We focus in a first part on hydrogels, materials made of water in a cross-linked network. The purpose of the study is to understand why some synthetic gels show positive normal stresses, and why biopolymers exhibit the opposite tendency. We show that the main factor for this is the pore size of the network, which controls the permeability of the solid material.
We then study another two phase material : Dense Non-Brownian suspensions. These are solid spheres floating in a density matched liquid. These materials exhibit non trivial physics, among which normal stresses. We discover that a finite size effect appears at very high confinement. We suspect that, once again, the solvent mobility through the pores, plays a decisive role.
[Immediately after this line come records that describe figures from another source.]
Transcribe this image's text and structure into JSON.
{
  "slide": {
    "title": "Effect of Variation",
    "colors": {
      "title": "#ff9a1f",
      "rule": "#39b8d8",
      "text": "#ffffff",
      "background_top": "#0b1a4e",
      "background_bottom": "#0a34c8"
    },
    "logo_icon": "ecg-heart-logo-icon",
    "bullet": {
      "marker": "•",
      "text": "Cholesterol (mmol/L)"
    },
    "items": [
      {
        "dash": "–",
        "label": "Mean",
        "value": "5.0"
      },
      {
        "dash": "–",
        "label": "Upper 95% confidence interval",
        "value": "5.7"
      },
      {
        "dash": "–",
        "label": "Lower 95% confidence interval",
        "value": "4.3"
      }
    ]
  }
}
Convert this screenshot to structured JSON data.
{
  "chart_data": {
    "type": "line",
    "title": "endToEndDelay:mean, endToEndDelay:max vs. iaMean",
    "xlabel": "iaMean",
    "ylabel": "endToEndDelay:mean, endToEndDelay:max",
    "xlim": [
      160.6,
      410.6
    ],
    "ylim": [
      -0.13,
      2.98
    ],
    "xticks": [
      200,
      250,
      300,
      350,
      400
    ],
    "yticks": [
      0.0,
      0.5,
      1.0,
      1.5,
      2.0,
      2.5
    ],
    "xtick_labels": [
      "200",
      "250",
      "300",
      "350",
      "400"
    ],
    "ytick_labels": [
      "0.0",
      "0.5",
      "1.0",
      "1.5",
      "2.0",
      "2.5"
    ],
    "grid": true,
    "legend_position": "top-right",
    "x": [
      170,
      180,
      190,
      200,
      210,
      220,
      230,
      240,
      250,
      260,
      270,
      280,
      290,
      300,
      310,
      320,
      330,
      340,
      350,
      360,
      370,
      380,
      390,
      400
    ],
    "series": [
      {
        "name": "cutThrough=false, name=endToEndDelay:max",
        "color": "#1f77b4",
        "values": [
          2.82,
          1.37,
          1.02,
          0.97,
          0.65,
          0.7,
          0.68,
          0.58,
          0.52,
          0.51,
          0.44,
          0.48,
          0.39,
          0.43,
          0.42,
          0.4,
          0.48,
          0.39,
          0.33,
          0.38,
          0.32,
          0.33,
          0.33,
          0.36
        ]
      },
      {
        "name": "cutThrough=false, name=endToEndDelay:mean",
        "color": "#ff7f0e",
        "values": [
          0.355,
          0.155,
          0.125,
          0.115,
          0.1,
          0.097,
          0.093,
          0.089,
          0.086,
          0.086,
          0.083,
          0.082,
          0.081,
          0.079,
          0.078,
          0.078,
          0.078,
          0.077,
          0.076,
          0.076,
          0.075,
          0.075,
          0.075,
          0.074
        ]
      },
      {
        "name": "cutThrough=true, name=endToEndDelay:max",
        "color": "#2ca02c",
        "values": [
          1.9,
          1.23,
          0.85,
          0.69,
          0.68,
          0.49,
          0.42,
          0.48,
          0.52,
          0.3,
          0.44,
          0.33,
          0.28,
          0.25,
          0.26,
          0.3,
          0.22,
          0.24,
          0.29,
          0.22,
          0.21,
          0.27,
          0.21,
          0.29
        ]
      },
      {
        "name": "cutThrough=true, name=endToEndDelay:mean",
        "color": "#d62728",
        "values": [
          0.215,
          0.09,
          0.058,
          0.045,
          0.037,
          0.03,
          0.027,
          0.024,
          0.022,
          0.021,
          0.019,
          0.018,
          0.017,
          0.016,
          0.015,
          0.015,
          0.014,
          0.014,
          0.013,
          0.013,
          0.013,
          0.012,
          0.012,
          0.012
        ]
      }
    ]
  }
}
In the last chapter, we consider the suitability of the fluidity model in predicting flow curves of sheared suspensions. In such materials, particle migration happen and inhomogeneities will appear. We probe the sheared suspension with magnetic resonance imaging, which gives the local volume fraction and flow velocity. The model describes accurately the experimental data, but requires the knowledge of a parameter, which depends of the flow geometry. This prevents the model to be used for predictive purposes.